Topic Modeling Practicum
1) Use the Voyant Topics tool or the TMT to generate a Topic Model of a text you know well. Report on your results–are you seeing the patterns in your topics like Blevins and Posner describe in their articles about Topic Modeling? Perhaps try to run the tool multiple times with different topic and word lengths to see if that offers any insights into a “distant” reading of your text. You may also want to try using more than one text to see if one generates better topics than another.
In Belvin and Posners article about topic modeling, they discussed how topic modeling finds words that frequently appear together and then it groups them into clusters. The program is only concerned with how the words are used in the text and what words tend to be used similarly. I ran the topic tool through each available platform; corpus, document and grid. In my text, The Great Gatsby, I found different results each time I ran the tool through each platform. I found that most of the results that made sense presented themselves when I ran the corpus tool and with smaller word lengths. The larger the word length was, the less things made sense together and had minimal correlation. The shorter word length but higher topic count, the best results appeared.
The most common themes I found when I ran the topic tool on corpus was names and what I consider major symbols. For example, I found Tom and Daisy grouped together often, or Gatsby and Jordan. I also found the names Gatsby and Daisy grouped with topics such as love, and the city. These things are heavily correlated in the text to one another. On the grid and document topic tools, none of the results really quite made sense. I was expecting that the bigger the word length and higher the topic length, the better the results would be.
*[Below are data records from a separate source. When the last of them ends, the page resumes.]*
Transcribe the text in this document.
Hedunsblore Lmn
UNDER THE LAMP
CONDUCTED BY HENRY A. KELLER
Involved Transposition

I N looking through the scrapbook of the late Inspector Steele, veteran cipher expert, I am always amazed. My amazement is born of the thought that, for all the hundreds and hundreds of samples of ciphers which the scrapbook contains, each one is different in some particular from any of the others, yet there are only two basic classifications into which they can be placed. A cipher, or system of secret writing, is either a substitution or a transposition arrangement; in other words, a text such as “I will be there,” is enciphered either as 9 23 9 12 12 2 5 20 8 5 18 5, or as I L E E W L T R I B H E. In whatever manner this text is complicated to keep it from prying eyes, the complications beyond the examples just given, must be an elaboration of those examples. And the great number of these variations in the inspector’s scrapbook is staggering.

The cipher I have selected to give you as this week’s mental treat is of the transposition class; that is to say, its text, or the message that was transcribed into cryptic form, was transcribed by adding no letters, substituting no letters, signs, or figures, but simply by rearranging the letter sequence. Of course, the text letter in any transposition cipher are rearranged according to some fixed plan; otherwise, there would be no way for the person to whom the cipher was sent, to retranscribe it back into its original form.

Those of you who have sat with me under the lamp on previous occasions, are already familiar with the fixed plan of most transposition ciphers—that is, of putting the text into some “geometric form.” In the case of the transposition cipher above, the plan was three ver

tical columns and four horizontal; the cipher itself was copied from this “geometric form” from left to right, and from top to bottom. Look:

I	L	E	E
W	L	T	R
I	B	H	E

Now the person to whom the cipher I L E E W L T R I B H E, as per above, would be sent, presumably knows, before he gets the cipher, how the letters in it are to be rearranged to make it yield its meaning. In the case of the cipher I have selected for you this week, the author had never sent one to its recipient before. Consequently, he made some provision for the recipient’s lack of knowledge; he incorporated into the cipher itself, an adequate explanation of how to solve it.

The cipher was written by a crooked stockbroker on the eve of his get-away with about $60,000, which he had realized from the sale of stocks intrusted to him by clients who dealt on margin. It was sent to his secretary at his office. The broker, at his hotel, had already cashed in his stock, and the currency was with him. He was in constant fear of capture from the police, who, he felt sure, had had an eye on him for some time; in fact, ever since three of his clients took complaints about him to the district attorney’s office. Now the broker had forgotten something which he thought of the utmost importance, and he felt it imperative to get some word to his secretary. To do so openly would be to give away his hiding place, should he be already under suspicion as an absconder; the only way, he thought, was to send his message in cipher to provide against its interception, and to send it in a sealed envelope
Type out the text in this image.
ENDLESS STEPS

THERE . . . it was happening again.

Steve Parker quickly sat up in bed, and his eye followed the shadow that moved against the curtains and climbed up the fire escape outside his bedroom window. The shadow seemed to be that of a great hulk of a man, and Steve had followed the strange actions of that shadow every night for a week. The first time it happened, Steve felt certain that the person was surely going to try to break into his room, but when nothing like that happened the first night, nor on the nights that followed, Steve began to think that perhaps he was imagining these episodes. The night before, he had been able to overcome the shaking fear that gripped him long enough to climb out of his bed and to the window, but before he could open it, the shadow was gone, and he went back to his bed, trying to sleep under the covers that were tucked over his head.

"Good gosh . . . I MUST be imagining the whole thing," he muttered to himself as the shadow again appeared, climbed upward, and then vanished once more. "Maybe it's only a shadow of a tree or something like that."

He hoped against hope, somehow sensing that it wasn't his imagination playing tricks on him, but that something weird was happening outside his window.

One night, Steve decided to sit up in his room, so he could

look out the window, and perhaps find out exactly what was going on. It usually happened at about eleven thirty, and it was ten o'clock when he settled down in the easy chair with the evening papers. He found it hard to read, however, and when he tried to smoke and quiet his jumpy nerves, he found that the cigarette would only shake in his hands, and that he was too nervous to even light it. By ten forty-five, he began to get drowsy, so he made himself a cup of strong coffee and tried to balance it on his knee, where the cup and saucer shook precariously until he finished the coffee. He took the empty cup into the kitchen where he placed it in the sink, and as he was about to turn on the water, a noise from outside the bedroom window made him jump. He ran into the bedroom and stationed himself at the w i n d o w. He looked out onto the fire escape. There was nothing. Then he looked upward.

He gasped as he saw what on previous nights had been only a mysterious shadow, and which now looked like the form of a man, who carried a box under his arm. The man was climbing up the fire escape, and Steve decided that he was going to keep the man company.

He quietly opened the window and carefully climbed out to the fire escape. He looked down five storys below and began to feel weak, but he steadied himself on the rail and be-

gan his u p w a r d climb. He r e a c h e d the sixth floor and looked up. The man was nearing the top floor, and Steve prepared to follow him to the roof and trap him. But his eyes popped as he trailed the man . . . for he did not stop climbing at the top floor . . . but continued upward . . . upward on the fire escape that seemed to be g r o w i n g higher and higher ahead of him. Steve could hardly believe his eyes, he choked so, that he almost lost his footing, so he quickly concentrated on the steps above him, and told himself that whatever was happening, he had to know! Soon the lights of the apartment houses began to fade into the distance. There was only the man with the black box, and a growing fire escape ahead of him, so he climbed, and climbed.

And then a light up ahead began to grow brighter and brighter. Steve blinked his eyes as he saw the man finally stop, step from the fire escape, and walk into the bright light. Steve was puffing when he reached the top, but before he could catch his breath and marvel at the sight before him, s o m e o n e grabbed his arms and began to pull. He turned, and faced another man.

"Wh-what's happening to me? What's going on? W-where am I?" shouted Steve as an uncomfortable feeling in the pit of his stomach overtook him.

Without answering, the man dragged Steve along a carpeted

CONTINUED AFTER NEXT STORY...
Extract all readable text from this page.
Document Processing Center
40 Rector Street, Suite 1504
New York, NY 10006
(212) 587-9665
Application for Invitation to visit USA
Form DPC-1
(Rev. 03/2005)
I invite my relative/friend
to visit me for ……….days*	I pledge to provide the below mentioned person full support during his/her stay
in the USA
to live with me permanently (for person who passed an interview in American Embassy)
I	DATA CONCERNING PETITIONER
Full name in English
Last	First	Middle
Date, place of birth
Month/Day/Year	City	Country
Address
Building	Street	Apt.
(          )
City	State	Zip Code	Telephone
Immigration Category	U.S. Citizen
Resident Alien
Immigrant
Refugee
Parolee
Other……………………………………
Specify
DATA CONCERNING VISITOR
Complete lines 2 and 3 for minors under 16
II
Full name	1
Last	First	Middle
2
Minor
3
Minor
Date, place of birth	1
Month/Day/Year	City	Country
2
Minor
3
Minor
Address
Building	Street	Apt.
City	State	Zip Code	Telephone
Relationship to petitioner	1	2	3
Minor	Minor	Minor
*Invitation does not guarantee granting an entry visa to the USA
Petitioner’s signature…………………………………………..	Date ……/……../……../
However, for The Great Gatsby, this was quite the opposite result.
In our other reading from class, Topic Modeling: A Basic Introduction, it says that one of the best ways to understand what the program is telling you is through visualization because the output is not always human readable. I was looking at the vizuations provided on Voyant next to the topic output, and I did not find it super helpful because the output results did not quite make sense together so neither did the visualizations. According to the article, you have to prepare the corpus before you use it by stripping out the punctuation, capitalization, and ignoring stop words. However, I could only use the Voyant tool because the TMT was not working. Due to this I could not properly prepare the corpus to have these optimized results. I think this largely affected the output because many of my words happen to be stop words.
Due to the fact that the Great Gatsby did not run great results, I ran a second text, The Wizard of Oz. Unfortunately I saw much of the same issues with this text as well. There were a lot of names and places mentioned when I kept the word length shorter but when I increased the word length I was shown a lot of random words that might have been cut out if I had the proper modifications on the TMT platform.
2) Use one of the neural net tools to generate some text on a Humanities topic. Do you notice anything concerning in your results? If so, why do you think you are getting these results? If you use the same prompt again, do you get a different kind of response?
When I used the neural net tool, the Humanities topic I typed in was “textual mining”. I ran it twice and got different results both times. The first result I got appeared to be a definition of textual mining. The second result I got was very strange. It was discussing Bromium and cyber-attacks which was a bit odd. The next topic I put in was digital archives. Both results I got each time I ran it made no sense. The first was a link to another article, and the second was about Berkeley Auditorium which does not seem to have anything to do with digital archives in my opinion. In the last reading from class, Data, Algorithms, Fairness, and Accountability, it discusses how accountability of data is not always accurate because we don’t really have the tools to do it well. I think that this is the case with this tool. It is not correctly reading and representing the data because data is not always accurate, and neither are the tools that we have to make sense of certain things.
I think that the TMT tool is the most accurate because it contains options to refine the search. I was only able to use Voyant for this assignment which does not have the same refining options for the text analysis. I think that it still can produce meaningful results, however its limitations include not being able to eliminate stop-words which can make the results slightly less readable. The neural net is the most sketchy. It does not ever produce similar results and most of the results make absolutely no sense. I think it has the most limitations because you really have no idea if your results are accurate or how to read it. I think computer data is increasingly impacting our lives in many ways, most frequently seen in online marketing and advertisement on a daily basis. I think we can learn a lot from computer data, and from Boyds reading, I have learned that it should not be used for everything.